Duck meat is growing steadily in popularity. China is the main producer and accounts for some 70% of annual production volume, which is now well in excess of 4.5 million metric tons. Duck processors around the world are being faced with a shortage of labor. Automation can replace skilled workers at many places in the factory, and should equal or even better exceed the manual results in terms of quality and visual presentation.
Marel itself has been present in the duck sector for many decades. Its takeover of PMJ, a specialist in duck processing equipment, in 2021 has made it even stronger. Marel PMJ is now the only full-line supplier to the poultry processing industry.
Marel PMJ primary and secondary processing systems can handle Pekin, Barbary, Muscovy and Mullard ducks at line speeds of up to 7,000 ducks per hour. They handle product with the utmost care, safeguarding presentation, quality and yield.

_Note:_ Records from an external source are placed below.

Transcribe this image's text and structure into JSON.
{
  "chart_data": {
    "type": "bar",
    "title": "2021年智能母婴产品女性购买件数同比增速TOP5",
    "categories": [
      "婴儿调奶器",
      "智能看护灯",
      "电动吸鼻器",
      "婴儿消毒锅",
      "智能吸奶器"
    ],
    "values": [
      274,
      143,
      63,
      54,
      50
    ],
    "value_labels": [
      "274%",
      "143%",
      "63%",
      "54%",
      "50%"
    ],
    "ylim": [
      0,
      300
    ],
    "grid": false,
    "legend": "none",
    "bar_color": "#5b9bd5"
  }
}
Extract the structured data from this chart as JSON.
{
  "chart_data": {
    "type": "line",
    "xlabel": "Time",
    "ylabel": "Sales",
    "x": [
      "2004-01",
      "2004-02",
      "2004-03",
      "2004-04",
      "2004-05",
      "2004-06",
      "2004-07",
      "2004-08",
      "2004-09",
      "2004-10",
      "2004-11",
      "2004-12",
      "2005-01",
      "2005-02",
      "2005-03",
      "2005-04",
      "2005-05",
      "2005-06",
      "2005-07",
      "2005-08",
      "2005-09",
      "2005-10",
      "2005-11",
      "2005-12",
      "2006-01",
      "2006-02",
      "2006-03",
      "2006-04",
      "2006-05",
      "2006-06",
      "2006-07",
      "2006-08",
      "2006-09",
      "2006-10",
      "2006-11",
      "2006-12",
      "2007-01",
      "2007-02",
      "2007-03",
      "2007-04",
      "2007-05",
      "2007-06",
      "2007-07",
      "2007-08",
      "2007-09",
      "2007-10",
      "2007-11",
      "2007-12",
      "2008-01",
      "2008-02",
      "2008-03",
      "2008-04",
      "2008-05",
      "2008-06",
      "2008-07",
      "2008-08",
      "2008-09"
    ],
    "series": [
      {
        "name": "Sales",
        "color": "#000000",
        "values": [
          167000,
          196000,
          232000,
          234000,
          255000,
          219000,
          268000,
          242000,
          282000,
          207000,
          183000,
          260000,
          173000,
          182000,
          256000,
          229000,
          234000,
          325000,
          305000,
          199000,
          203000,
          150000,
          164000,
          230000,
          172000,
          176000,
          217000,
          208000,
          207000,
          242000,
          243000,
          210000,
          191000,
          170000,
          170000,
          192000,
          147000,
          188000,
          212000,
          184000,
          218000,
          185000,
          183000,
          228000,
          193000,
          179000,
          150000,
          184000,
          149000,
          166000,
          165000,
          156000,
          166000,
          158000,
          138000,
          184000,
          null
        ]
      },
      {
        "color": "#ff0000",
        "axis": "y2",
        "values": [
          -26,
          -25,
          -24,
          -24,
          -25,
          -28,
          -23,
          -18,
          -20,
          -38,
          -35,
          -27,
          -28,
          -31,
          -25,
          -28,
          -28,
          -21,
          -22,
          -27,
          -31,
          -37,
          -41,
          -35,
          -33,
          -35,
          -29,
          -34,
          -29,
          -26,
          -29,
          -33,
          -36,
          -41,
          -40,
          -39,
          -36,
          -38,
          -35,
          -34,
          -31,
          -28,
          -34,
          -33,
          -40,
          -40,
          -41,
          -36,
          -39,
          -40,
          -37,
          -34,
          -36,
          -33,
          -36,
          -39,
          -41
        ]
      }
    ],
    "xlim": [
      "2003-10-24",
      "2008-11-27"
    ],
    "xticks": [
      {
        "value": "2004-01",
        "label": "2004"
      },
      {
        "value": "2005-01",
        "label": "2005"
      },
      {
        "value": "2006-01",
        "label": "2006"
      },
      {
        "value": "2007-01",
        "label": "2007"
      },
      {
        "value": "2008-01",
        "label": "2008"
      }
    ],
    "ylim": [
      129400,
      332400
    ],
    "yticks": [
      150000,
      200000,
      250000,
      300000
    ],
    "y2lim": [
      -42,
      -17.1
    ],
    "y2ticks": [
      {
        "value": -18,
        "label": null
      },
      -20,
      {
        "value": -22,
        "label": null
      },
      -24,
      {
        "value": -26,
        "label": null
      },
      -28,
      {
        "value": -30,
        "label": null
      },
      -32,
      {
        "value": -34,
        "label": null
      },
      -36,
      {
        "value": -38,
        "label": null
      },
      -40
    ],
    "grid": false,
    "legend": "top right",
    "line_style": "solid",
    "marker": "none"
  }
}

As many processed ducks are still sold whole, skin quality is very important. This is particularly true in South-East Asia, where in some 3,000 bph processing plants, more than fifty operators are involved in manual pinning. Further operators are then needed to check skin quality in the secondary process. Automation, therefore, has the potential to save large numbers of people.
Plucking
Marel PMJ offers a wide range of plucking equipment, including Contramatic and drum pluckers. Depending on the task to be performed, Marel PMJ will always specify the most suitable plucker line-up.The Contramatic plucker consists of two counter-rotating drums equipped with long ribbed plucking fingers and, where specified, is always the first machine in a plucking line-up, where it removes most of the feathers leaving a minimum of finishing work to do.
Marel PMJ’s drum plucker can handle a wide variation in duck weights and really comes into its own when skin quality is paramount, as is always the case in South-East Asian processing plants. Drum plucking is in fact a traditional off-line way of inserting birds in a rotating drum where the centrifugal forces combined with the drum walls do the plucking job. It allows for easy adjustments to plucking time, rotation speed and number of products. Marel PMJ keeps drum plucking as much in-line as possible. The only labor required in a Marel PMJ drum plucking line is for reshackling ducks to the processing line after plucking. Everything else happens automatically, resulting in very considerable labor savings.
After plucking, ducks are waxed to remove stubble and down. During wax treatment, ducks can be shackled by both the legs and the head. This is known as three-point suspension. In this situation, a carrousel machine places the head of each duck automatically in the center slot of each shackle. Shackled this way, wax cannot enter the duck’s beak. To ensure sustainability, impurities picked up by the wax during the process are removed and the wax is recycled.
When hourly throughputs reach a certain level, automatic evisceration becomes a realistic proposition. Marel PMJ can offer full automation beginning with vent opening and finishing with inside/outside washing. The Vent Opener makes a hole just big enough for the spoons of the Nuova automatic eviscerator to enter. The Marel PMJ eviscerator removes internal organs cleanly, carefully and hygienically, depositing them in a tray on a synchronized belt. Both organs and the duck carcass, which they have come from, can then be inspected together by a veterinarian.